At 3–4 weeks of pregnancy, the thyroid gland begins to form at the base of the tongue in the floor of the pharynx. From that, it descends in front of the pharyngeal gut and gradually migrates to the base of the neck over the coming few weeks. The thyroglossal duct, a tiny canal that connects the thyroid to the tongue during migration, remains in place. The thyroglossal duct degenerates around the end of the fifth week, and the detached thyroid migrates to its final position over the next two weeks.
Development
The thyroid gland develops as an epithelial proliferation in the floor of the pharynx at the base of the tongue between the tuberculum impar and the copula linguae during 3–4 weeks of gestation. The hypopharyngeal prominence quickly engulfs the copula, which is later marked by the foramen cecum. The thyroid then passes via the thyroglossal duct and descends in front of the pharyngeal gut as a bilobed diverticulum. It moves toward the base of the neck throughout the coming weeks, passing in front of the hyoid bone. The thyroglossal duct, a tiny canal that connects the thyroid to the tongue during migration, remains in place.

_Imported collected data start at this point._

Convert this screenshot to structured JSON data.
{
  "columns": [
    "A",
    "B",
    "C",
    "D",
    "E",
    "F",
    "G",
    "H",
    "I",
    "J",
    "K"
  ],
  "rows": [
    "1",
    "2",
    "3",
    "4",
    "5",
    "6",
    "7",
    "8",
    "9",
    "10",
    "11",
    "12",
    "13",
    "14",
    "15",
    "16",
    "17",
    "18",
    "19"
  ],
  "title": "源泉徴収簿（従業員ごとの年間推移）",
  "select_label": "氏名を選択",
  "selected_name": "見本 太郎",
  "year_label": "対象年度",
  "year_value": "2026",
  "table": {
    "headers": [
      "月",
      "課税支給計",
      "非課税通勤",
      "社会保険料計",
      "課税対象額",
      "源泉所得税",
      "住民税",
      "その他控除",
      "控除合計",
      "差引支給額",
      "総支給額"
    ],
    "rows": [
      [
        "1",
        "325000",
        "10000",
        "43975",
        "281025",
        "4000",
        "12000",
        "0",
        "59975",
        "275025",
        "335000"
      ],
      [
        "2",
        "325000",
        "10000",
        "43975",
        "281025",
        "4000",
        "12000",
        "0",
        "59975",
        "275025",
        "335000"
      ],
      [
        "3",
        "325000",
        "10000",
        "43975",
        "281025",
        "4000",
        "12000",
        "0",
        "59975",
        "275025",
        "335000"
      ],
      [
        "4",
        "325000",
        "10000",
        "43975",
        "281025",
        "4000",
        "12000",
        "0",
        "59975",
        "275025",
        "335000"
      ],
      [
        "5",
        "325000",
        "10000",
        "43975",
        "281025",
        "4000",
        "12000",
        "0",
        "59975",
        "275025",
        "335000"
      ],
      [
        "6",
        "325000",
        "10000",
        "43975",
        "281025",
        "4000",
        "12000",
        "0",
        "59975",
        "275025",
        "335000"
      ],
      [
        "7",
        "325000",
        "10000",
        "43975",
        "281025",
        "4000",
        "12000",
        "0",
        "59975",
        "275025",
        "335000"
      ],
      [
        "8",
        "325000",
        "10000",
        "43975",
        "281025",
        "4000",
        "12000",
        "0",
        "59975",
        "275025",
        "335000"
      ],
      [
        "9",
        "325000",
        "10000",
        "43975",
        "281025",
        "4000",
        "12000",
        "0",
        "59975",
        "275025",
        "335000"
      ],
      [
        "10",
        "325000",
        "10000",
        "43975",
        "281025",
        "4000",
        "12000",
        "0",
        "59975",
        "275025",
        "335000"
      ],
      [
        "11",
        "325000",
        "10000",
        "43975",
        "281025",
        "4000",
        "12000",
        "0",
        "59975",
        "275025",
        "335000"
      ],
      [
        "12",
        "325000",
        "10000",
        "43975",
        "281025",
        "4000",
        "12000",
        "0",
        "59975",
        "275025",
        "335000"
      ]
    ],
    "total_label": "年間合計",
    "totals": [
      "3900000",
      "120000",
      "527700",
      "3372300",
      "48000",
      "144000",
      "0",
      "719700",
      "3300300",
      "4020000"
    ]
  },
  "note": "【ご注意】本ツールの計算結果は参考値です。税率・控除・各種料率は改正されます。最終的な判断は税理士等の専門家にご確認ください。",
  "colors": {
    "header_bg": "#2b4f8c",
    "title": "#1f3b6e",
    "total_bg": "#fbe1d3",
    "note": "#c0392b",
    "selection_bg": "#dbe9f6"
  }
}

Thyrotropin-Releasing Hormone (TRH) and Thyroid-Stimulating Hormone (TSH) are first released by the hypothalamus and pituitary of the growing embryo (TSH). First TSH measurements are made at 11 weeks. Thyroxine (T4) production reaches a clinically significant and self-sufficient level by 18–20 weeks. Till 30 weeks, the foetal triiodothyronine (T3) level is low (less than 15 ng/dL), then it rises to 50 ng/dL at term. To prevent neurodevelopmental problems brought on by maternal hypothyroidism, the foetus must be self-sufficient in thyroid hormones. Iodine needs to be present in appropriate amounts for proper neurodevelopment.